Il privato, dicevamo, diventa pubblico, e Grillini – poi parlamentare, opinion leader, a suo modo icona – è consapevole del ruolo che ha giocato. «Fare coming out era doloroso, era un percorso di grande sofferenza. Pensavamo a come si sarebbero comportati i genitori, gli amici. Spesso si cambiavano compagnie e, soprattutto, c’era il problema di costruire una vita di relazioni che fosse significativa. Perciò è iniziata la mia battaglia per i diritti delle coppie gay. Al congresso di formazione di Arcigay, in un dibattito durato cinque ore, venni messo in minoranza. C’era ancora il retaggio degli anni ’70, tutto ruotava attorno al tema della liberazione sessuale, che era parzialmente avvenuta. Io invece dicevo: ora dobbiamo occuparci delle relazioni affettive, il che era un discorso rivoluzionario anche all’interno della comunità omosessuale». La dicitura LGBTQ+ non gli sta troppo simpatica. «Oggi c’è quest’esplosione di micro identità. Io sono un gay figlio del ’900, sono nostalgico e credo sia giusto così: nostalgia non vuol dire fermarsi, ma ricordare le cose buone fatte. E oggi mi piace ricordare che abbiamo aperto la strada alla visibilità, al poter andare per strada tenendosi per mano, al potersi baciare in pubblico».

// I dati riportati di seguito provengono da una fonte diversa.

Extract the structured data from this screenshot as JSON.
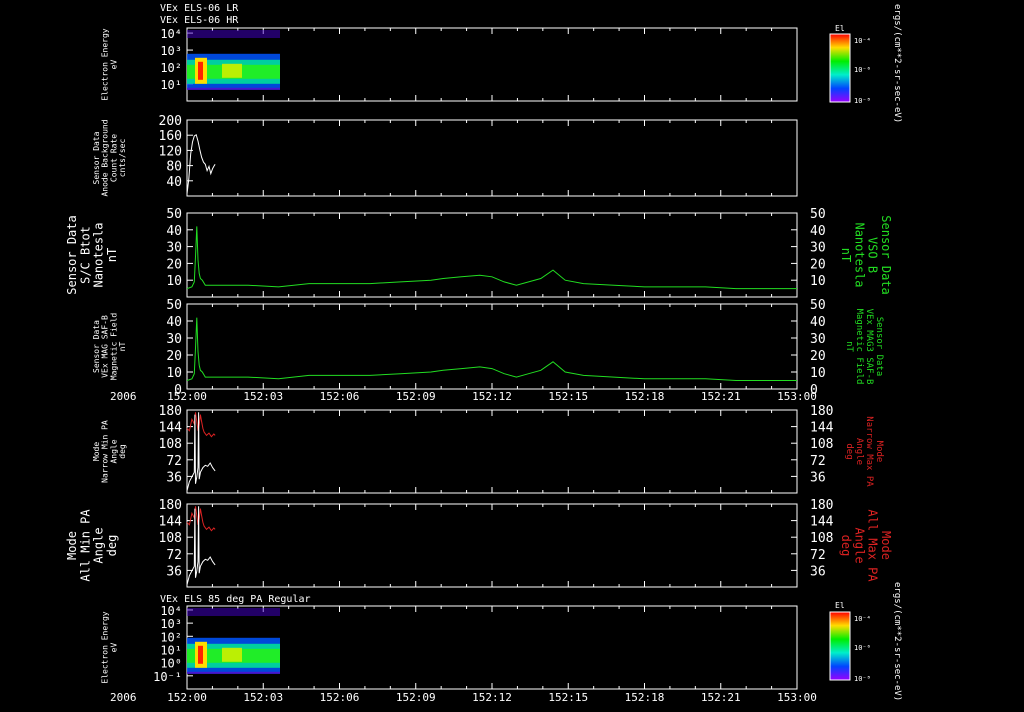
{
  "header": {
    "lines": [
      "VEx ELS-06 LR",
      "VEx ELS-06 HR"
    ],
    "bottom_title": "VEx ELS 85 deg PA Regular"
  },
  "x_axis": {
    "year": "2006",
    "tick_labels": [
      "152:00",
      "152:03",
      "152:06",
      "152:09",
      "152:12",
      "152:15",
      "152:18",
      "152:21",
      "153:00"
    ]
  },
  "colorbars": [
    {
      "title": "El",
      "ticks": [
        "10⁻⁴",
        "10⁻⁶",
        "10⁻⁸"
      ],
      "unit": "ergs/(cm**2-sr-sec-eV)"
    },
    {
      "title": "El",
      "ticks": [
        "10⁻⁴",
        "10⁻⁶",
        "10⁻⁸"
      ],
      "unit": "ergs/(cm**2-sr-sec-eV)"
    }
  ],
  "colors": {
    "white": "#ffffff",
    "green": "#22dd22",
    "red": "#dd2222"
  },
  "chart_data": [
    {
      "type": "heatmap",
      "id": "energy-lr",
      "ylabel_lines": [
        "Electron Energy",
        "eV"
      ],
      "ytick_labels": [
        "10⁴",
        "10³",
        "10²",
        "10¹"
      ],
      "data_extent_x": [
        152.0,
        152.047
      ],
      "ylim": [
        "10⁰",
        "10⁴"
      ]
    },
    {
      "type": "line",
      "id": "anode-count",
      "ylabel_lines": [
        "Sensor Data",
        "Anode Background",
        "Count Rate",
        "cnts/sec"
      ],
      "ytick_labels": [
        "200",
        "160",
        "120",
        "80",
        "40"
      ],
      "ylim": [
        20,
        200
      ],
      "series": [
        {
          "color": "white",
          "points": [
            [
              0.0,
              25
            ],
            [
              0.003,
              60
            ],
            [
              0.006,
              120
            ],
            [
              0.009,
              148
            ],
            [
              0.012,
              162
            ],
            [
              0.015,
              165
            ],
            [
              0.018,
              150
            ],
            [
              0.021,
              130
            ],
            [
              0.024,
              112
            ],
            [
              0.027,
              100
            ],
            [
              0.03,
              95
            ],
            [
              0.033,
              80
            ],
            [
              0.036,
              90
            ],
            [
              0.039,
              73
            ],
            [
              0.042,
              85
            ],
            [
              0.044,
              90
            ],
            [
              0.046,
              95
            ]
          ]
        }
      ]
    },
    {
      "type": "line",
      "id": "sc-bmag",
      "ylabel_lines": [
        "Sensor Data",
        "S/C Btot",
        "Nanotesla",
        "nT"
      ],
      "right_label_lines": [
        "Sensor Data",
        "VSO B",
        "Nanotesla",
        "nT"
      ],
      "ytick_labels": [
        "50",
        "40",
        "30",
        "20",
        "10"
      ],
      "ylim": [
        0,
        50
      ],
      "series": [
        {
          "color": "green",
          "points": [
            [
              0.0,
              5
            ],
            [
              0.008,
              6
            ],
            [
              0.012,
              9
            ],
            [
              0.014,
              24
            ],
            [
              0.016,
              42
            ],
            [
              0.018,
              22
            ],
            [
              0.02,
              14
            ],
            [
              0.022,
              11
            ],
            [
              0.025,
              10
            ],
            [
              0.03,
              7
            ],
            [
              0.05,
              7
            ],
            [
              0.1,
              7
            ],
            [
              0.15,
              6
            ],
            [
              0.2,
              8
            ],
            [
              0.25,
              8
            ],
            [
              0.3,
              8
            ],
            [
              0.35,
              9
            ],
            [
              0.4,
              10
            ],
            [
              0.42,
              11
            ],
            [
              0.45,
              12
            ],
            [
              0.48,
              13
            ],
            [
              0.5,
              12
            ],
            [
              0.52,
              9
            ],
            [
              0.54,
              7
            ],
            [
              0.56,
              9
            ],
            [
              0.58,
              11
            ],
            [
              0.6,
              16
            ],
            [
              0.62,
              10
            ],
            [
              0.65,
              8
            ],
            [
              0.7,
              7
            ],
            [
              0.75,
              6
            ],
            [
              0.8,
              6
            ],
            [
              0.85,
              6
            ],
            [
              0.9,
              5
            ],
            [
              0.95,
              5
            ],
            [
              1.0,
              5
            ]
          ]
        }
      ]
    },
    {
      "type": "line",
      "id": "mag-bfield",
      "ylabel_lines": [
        "Sensor Data",
        "VEx MAG SAF-B",
        "Magnetic Field",
        "nT"
      ],
      "right_label_lines": [
        "Sensor Data",
        "VEx MAG3 SAF-B",
        "Magnetic Field",
        "nT"
      ],
      "ytick_labels": [
        "50",
        "40",
        "30",
        "20",
        "10",
        "0"
      ],
      "ylim": [
        0,
        50
      ],
      "series": [
        {
          "color": "green",
          "points": [
            [
              0.0,
              5
            ],
            [
              0.008,
              6
            ],
            [
              0.012,
              9
            ],
            [
              0.014,
              24
            ],
            [
              0.016,
              42
            ],
            [
              0.018,
              22
            ],
            [
              0.02,
              14
            ],
            [
              0.022,
              11
            ],
            [
              0.025,
              10
            ],
            [
              0.03,
              7
            ],
            [
              0.05,
              7
            ],
            [
              0.1,
              7
            ],
            [
              0.15,
              6
            ],
            [
              0.2,
              8
            ],
            [
              0.25,
              8
            ],
            [
              0.3,
              8
            ],
            [
              0.35,
              9
            ],
            [
              0.4,
              10
            ],
            [
              0.42,
              11
            ],
            [
              0.45,
              12
            ],
            [
              0.48,
              13
            ],
            [
              0.5,
              12
            ],
            [
              0.52,
              9
            ],
            [
              0.54,
              7
            ],
            [
              0.56,
              9
            ],
            [
              0.58,
              11
            ],
            [
              0.6,
              16
            ],
            [
              0.62,
              10
            ],
            [
              0.65,
              8
            ],
            [
              0.7,
              7
            ],
            [
              0.75,
              6
            ],
            [
              0.8,
              6
            ],
            [
              0.85,
              6
            ],
            [
              0.9,
              5
            ],
            [
              0.95,
              5
            ],
            [
              1.0,
              5
            ]
          ]
        }
      ]
    },
    {
      "type": "line",
      "id": "narrow-pa",
      "ylabel_lines": [
        "Mode",
        "Narrow Min PA",
        "Angle",
        "deg"
      ],
      "right_label_lines": [
        "Mode",
        "Narrow Max PA",
        "Angle",
        "deg"
      ],
      "ytick_labels": [
        "180",
        "144",
        "108",
        "72",
        "36"
      ],
      "ylim": [
        0,
        180
      ],
      "series": [
        {
          "color": "red",
          "points": [
            [
              0.0,
              140
            ],
            [
              0.004,
              135
            ],
            [
              0.008,
              160
            ],
            [
              0.012,
              150
            ],
            [
              0.014,
              175
            ],
            [
              0.016,
              155
            ],
            [
              0.018,
              135
            ],
            [
              0.02,
              148
            ],
            [
              0.022,
              170
            ],
            [
              0.024,
              155
            ],
            [
              0.026,
              140
            ],
            [
              0.028,
              132
            ],
            [
              0.032,
              125
            ],
            [
              0.036,
              130
            ],
            [
              0.04,
              122
            ],
            [
              0.044,
              128
            ],
            [
              0.046,
              125
            ]
          ]
        },
        {
          "color": "white",
          "points": [
            [
              0.0,
              5
            ],
            [
              0.004,
              25
            ],
            [
              0.008,
              35
            ],
            [
              0.012,
              45
            ],
            [
              0.013,
              170
            ],
            [
              0.014,
              20
            ],
            [
              0.016,
              35
            ],
            [
              0.018,
              55
            ],
            [
              0.019,
              175
            ],
            [
              0.02,
              30
            ],
            [
              0.022,
              45
            ],
            [
              0.026,
              55
            ],
            [
              0.03,
              60
            ],
            [
              0.034,
              58
            ],
            [
              0.038,
              65
            ],
            [
              0.042,
              55
            ],
            [
              0.046,
              48
            ]
          ]
        }
      ]
    },
    {
      "type": "line",
      "id": "all-pa",
      "ylabel_lines": [
        "Mode",
        "All Min PA",
        "Angle",
        "deg"
      ],
      "right_label_lines": [
        "Mode",
        "All Max PA",
        "Angle",
        "deg"
      ],
      "ytick_labels": [
        "180",
        "144",
        "108",
        "72",
        "36"
      ],
      "ylim": [
        0,
        180
      ],
      "series": [
        {
          "color": "red",
          "points": [
            [
              0.0,
              140
            ],
            [
              0.004,
              135
            ],
            [
              0.008,
              160
            ],
            [
              0.012,
              150
            ],
            [
              0.014,
              175
            ],
            [
              0.016,
              155
            ],
            [
              0.018,
              135
            ],
            [
              0.02,
              148
            ],
            [
              0.022,
              170
            ],
            [
              0.024,
              155
            ],
            [
              0.026,
              140
            ],
            [
              0.028,
              132
            ],
            [
              0.032,
              125
            ],
            [
              0.036,
              130
            ],
            [
              0.04,
              122
            ],
            [
              0.044,
              128
            ],
            [
              0.046,
              125
            ]
          ]
        },
        {
          "color": "white",
          "points": [
            [
              0.0,
              5
            ],
            [
              0.004,
              25
            ],
            [
              0.008,
              35
            ],
            [
              0.012,
              45
            ],
            [
              0.013,
              170
            ],
            [
              0.014,
              20
            ],
            [
              0.016,
              35
            ],
            [
              0.018,
              55
            ],
            [
              0.019,
              175
            ],
            [
              0.02,
              30
            ],
            [
              0.022,
              45
            ],
            [
              0.026,
              55
            ],
            [
              0.03,
              60
            ],
            [
              0.034,
              58
            ],
            [
              0.038,
              65
            ],
            [
              0.042,
              55
            ],
            [
              0.046,
              48
            ]
          ]
        }
      ]
    },
    {
      "type": "heatmap",
      "id": "energy-85pa",
      "ylabel_lines": [
        "Electron Energy",
        "eV"
      ],
      "ytick_labels": [
        "10⁴",
        "10³",
        "10²",
        "10¹",
        "10⁰",
        "10⁻¹"
      ],
      "data_extent_x": [
        152.0,
        152.047
      ],
      "ylim": [
        "10⁻¹",
        "10⁴"
      ]
    }
  ]
}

La voce di Franco, dice Vendemmiati, è ciò a cui s’incardina il film, una voce che ci accompagna avanti e indietro nel tempo, ma che in fondo resta come dentro un eterno presente, quasi improvvisando come fa il jazz della bella colonna sonora di Paolo Fresu. «Sono cambiate tante cose», dice oggi la voce di Franco, «quello che non cambia mai in Italia è la destra. E non cambia mai il Vaticano: la sua posizione contro la legge Zan è irricevibile, è da ubriachi. I leader di destra sono ossessionati dalla questione omosessuale, hanno fatto migliaia di emendamenti sulla legge contro l’omotransfobia, che però adesso riprenderà il suo cammino in Senato». Franco, come sempre, sarà lì a guardare.